Uncommon Sense with Glenn Mollette
A growing career industry across the country is life coaching. People are actually going into private practice opening offices and spending hours every week giving customers direction and a listening ear. We have had psychiatrists and other mental-health workers for years but now people are training to help others who have just the most basic problems and questions.
We live in an age in which people are more desperate than ever for somebody to talk to. People have problems from spiritual and financial matters to daily decisions. They wonder about what to do with their lives. They don’t know how to find a job or what opportunities might exist for them.
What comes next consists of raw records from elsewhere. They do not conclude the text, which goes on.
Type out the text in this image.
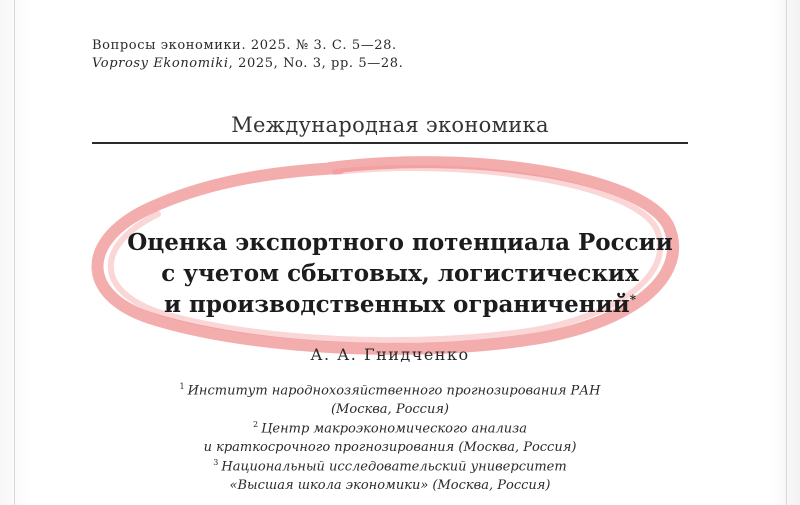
Вопросы экономики. 2025. № 3. С. 5—28.
Voprosy Ekonomiki, 2025, No. 3, pp. 5—28.
Международная экономика
Оценка экспортного потенциала России
с учетом сбытовых, логистических
и производственных ограничений*
А. А. Гнидченко
$^1$ Институт народнохозяйственного прогнозирования РАН
(Москва, Россия)
$^2$ Центр макроэкономического анализа
и краткосрочного прогнозирования (Москва, Россия)
$^3$ Национальный исследовательский университет
«Высшая школа экономики» (Москва, Россия)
Millions of American kids pass through 12 grades of school and then graduate clueless about what to do next.
More than ever, people need to know that their lives are not in vain. They do not exist just to create social-media postings in hopes that a few people will “like” them. They need to know that, if they do not make a television reality show, they are still OK because every day they exist in their own reality show.
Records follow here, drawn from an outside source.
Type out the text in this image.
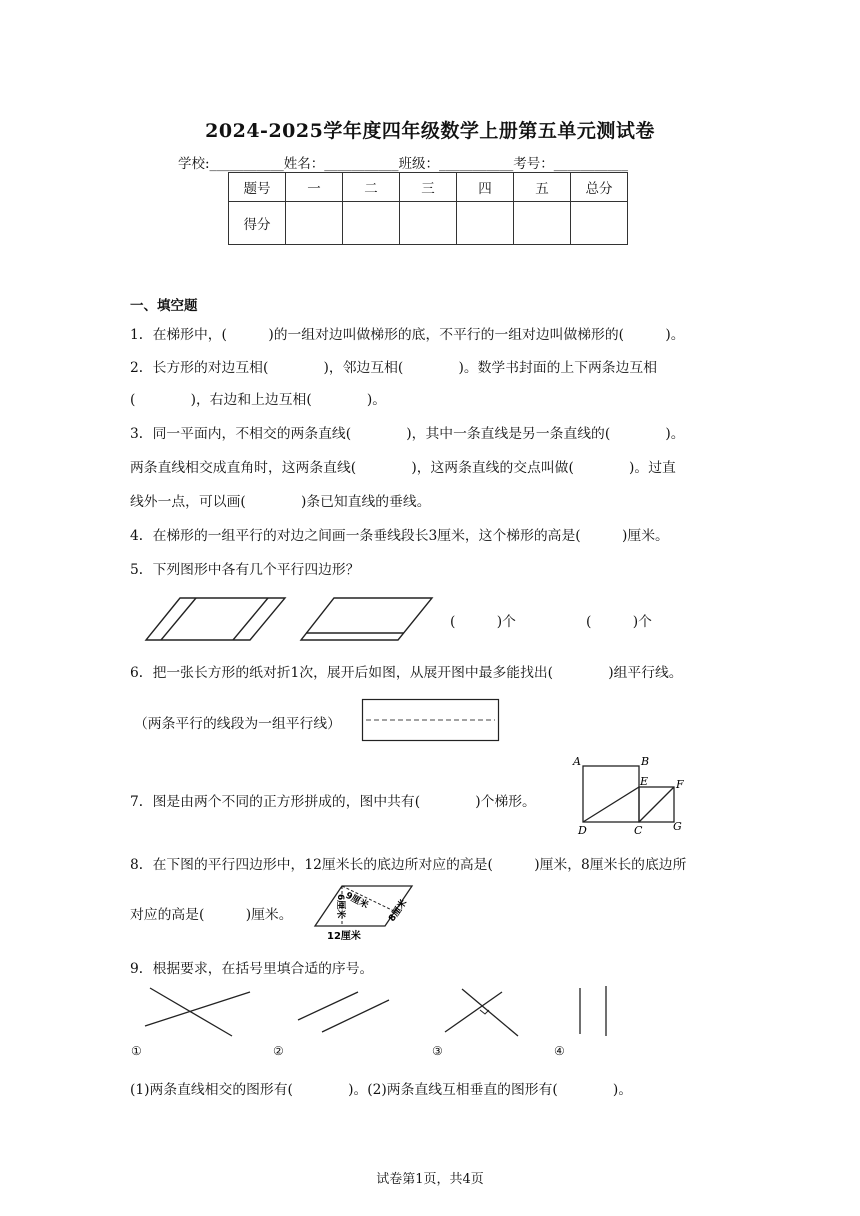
2024-2025学年度四年级数学上册第五单元测试卷
学校:___________姓名：___________班级：___________考号：___________
题号	一	二	三	四	五	总分
得分						
一、填空题
1．在梯形中，(　　　)的一组对边叫做梯形的底，不平行的一组对边叫做梯形的(　　　)。
2．长方形的对边互相(　　　　)，邻边互相(　　　　)。数学书封面的上下两条边互相
(　　　　)，右边和上边互相(　　　　)。
3．同一平面内，不相交的两条直线(　　　　)，其中一条直线是另一条直线的(　　　　)。
两条直线相交成直角时，这两条直线(　　　　)，这两条直线的交点叫做(　　　　)。过直
线外一点，可以画(　　　　)条已知直线的垂线。
4．在梯形的一组平行的对边之间画一条垂线段长3厘米，这个梯形的高是(　　　)厘米。
5．下列图形中各有几个平行四边形？
(　　　)个	(　　　)个
6．把一张长方形的纸对折1次，展开后如图，从展开图中最多能找出(　　　　)组平行线。
（两条平行的线段为一组平行线）
7．图是由两个不同的正方形拼成的，图中共有(　　　　)个梯形。
A	B
E	F
D	C	G
8．在下图的平行四边形中，12厘米长的底边所对应的高是(　　　)厘米，8厘米长的底边所
对应的高是(　　　)厘米。
9厘米
6厘米	8厘米
12厘米
9．根据要求，在括号里填合适的序号。
①	②	③	④
(1)两条直线相交的图形有(　　　　)。(2)两条直线互相垂直的图形有(　　　　)。
试卷第1页，共4页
The reality is that each of us in America has an opportunity to forge a real life. Naturally, life is never free from hurdles, work, challenges and, usually, grit and grind. However, there are ways of navigating the maze of living life.
Bad things happen to people. People are brought up in broken homes, by single parents, in poverty and surrounded by domestic violence. The scenarios are endless. This is why, more than ever, we need everyday life coaches who can help people with the simplest of life’s quests.
From their late teens until they are seniors, all adults need guidance. You can find a lot of answers on Google but often people don’t know the right questions to ask.
The questions are almost endless. For example, how do I write a resumé? What do I put on a resumé? How do I dress for a certain job interview? Where do I start to find a job?
What are my career choices? How do I choose a career? How do I know what I am good at doing? How do I save money? How can I make my life better? How can I avoid trouble?
How do I start a business? How do I obtain financial aid for college? What do I have to do to be a schoolteacher, a lawyer, a doctor an engineer or other professional?
My life is bad, so how can I change it? I am unhappy with my physical condition, so what can I do to be a healthier person? And so on.
I understand that not every counselor has an immediate answer to every question. However, answers are available and often a steady mind with a listening ear can help someone find an appropriate answer.
Some people need help from a medical professional, some from licensed clinical counselors. Many today just need some basic common-sense direction.
Churches today are utilizing life coaches. Sometimes it’s a trained minister but on occasions it’s a trained life coach connected to the church whose job is to help its congregants find direction and guidance.
Chicago, Baltimore, Milwaukee, Memphis and every other city in America struggling with violence would be well served to plant guidance coaches, mentors or life coaches throughout their troubled communities.
In reality, it’s the job that every parent should do. Unfortunately, though, parents have either dropped the ball, flown the coup or just cannot pull their own lives together.
Sadly, we have so many dysfunctional families in America that life coaches are needed to help mom and dad as much as the young teens struggling to understand life.
More law-enforcement officers, more police dogs and more curfews are not going to solve the hurt felt by so many lost young adults. More than ever, these young men and women need community leaders, mentors and coaches with a listening ear and commonsense advice for living and achieving a better life.
Glenn Mollette is an American author whose syndicated column is read in all 50 states.